Thinking the Float Tank – Saturday, August 26, 2023 (Day 3)

The New Internalism of John Lilly’s Biocomputer

Speaker Bio:

R. John Williams is Associate Professor of English and Film & Media Studies at Yale University, and a Visiting Scholar in the Center for Religion and Media at NYU. His academic work so far has focused on international histories of Buddhism, technological innovation and the perceived difference of racial and cultural otherness. He is the author of The Buddha in the Machine: Art, Technology, and The Meeting of East and West (2014), and a forthcoming volume titled World Presence: Deconstructing Mindfulness.

Abstract:

Although Lilly pioneered the water immersion method of sensory isolation, he was far from alone in researching the subject in the 1950s and 1960s.

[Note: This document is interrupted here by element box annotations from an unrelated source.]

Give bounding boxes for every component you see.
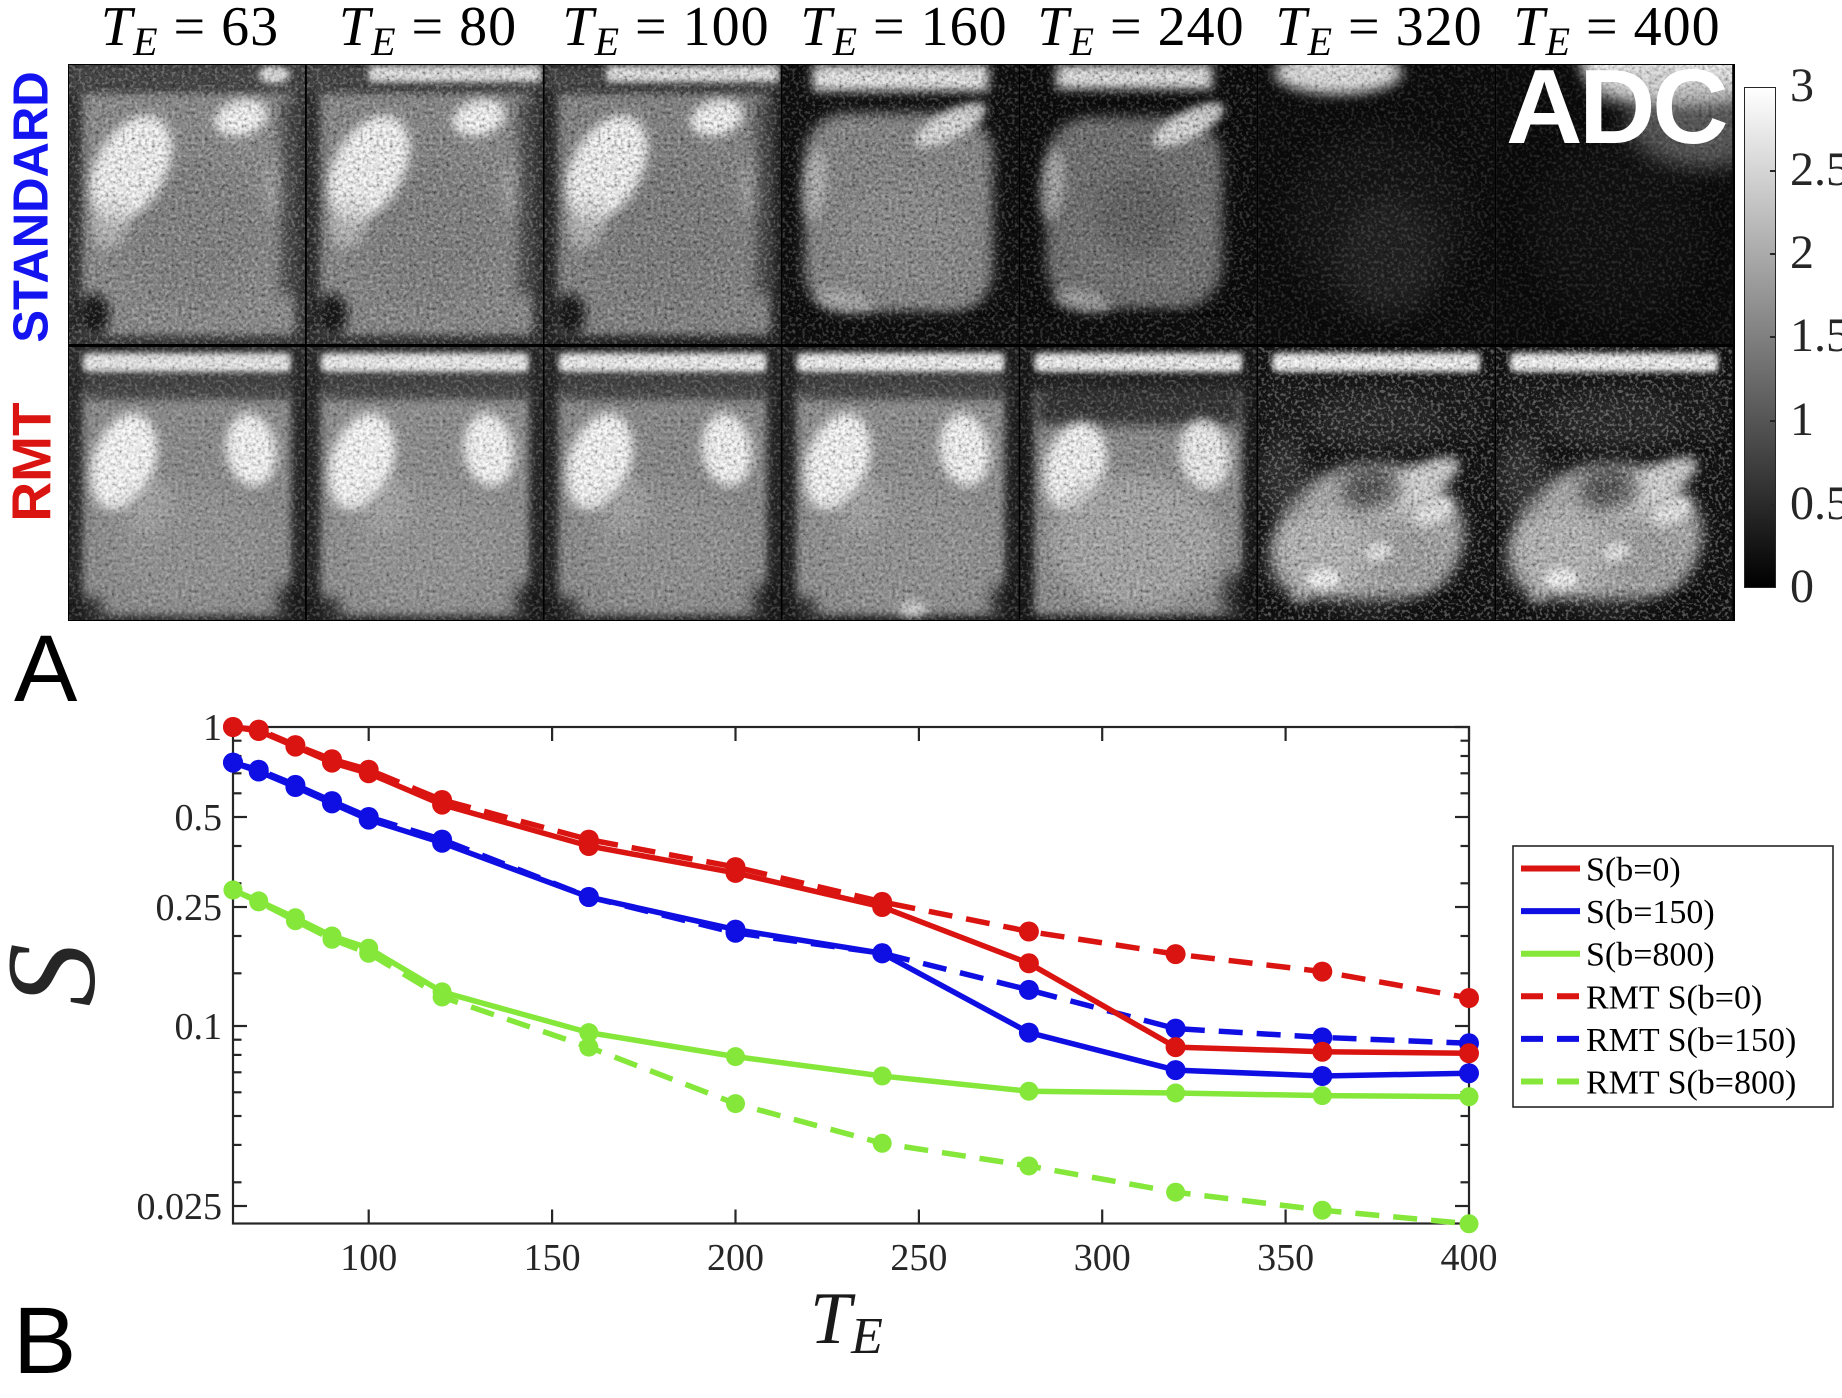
svg-text:S(b=150): S(b=150) <box>1586 894 1715 931</box>
svg-text:S: S <box>0 943 122 1007</box>
svg-text:S(b=0): S(b=0) <box>1586 852 1681 889</box>
svg-text:0.025: 0.025 <box>137 1186 223 1228</box>
svg-text:0.1: 0.1 <box>175 1006 223 1048</box>
svg-text:300: 300 <box>1074 1237 1131 1279</box>
svg-text:100: 100 <box>340 1237 397 1279</box>
svg-text:TE: TE <box>810 1278 883 1365</box>
svg-text:S(b=800): S(b=800) <box>1586 937 1715 974</box>
svg-text:RMT S(b=0): RMT S(b=0) <box>1586 979 1762 1016</box>
svg-text:150: 150 <box>524 1237 581 1279</box>
svg-text:0.5: 0.5 <box>175 797 223 839</box>
svg-text:0.25: 0.25 <box>156 887 223 929</box>
svg-text:200: 200 <box>707 1237 764 1279</box>
svg-text:RMT S(b=150): RMT S(b=150) <box>1586 1022 1796 1059</box>
svg-text:1: 1 <box>203 707 222 749</box>
svg-text:RMT S(b=800): RMT S(b=800) <box>1586 1065 1796 1102</box>
svg-text:400: 400 <box>1441 1237 1498 1279</box>
svg-text:250: 250 <box>890 1237 947 1279</box>
svg-text:350: 350 <box>1257 1237 1314 1279</box>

Dozens of universities, private institutes, hospitals, government and military laboratories, and international organizations also began devoting significant resources to researching what eventually came to be known as “SD” (sensory deprivation). But instead of discovering a mechanism for accelerated psychoanalytic therapy as Lilly had hypothesized, what they found was almost universally terrifying—a form of Cold War brainwashing. How did the flotation tank transition from a method of impossible-to-endure torture to a relaxing therapy accompanied by different forms of New Age spirituality? This presentation tracks the historical and cultural transitions that contributed to this reversal in understandings of sensory isolation.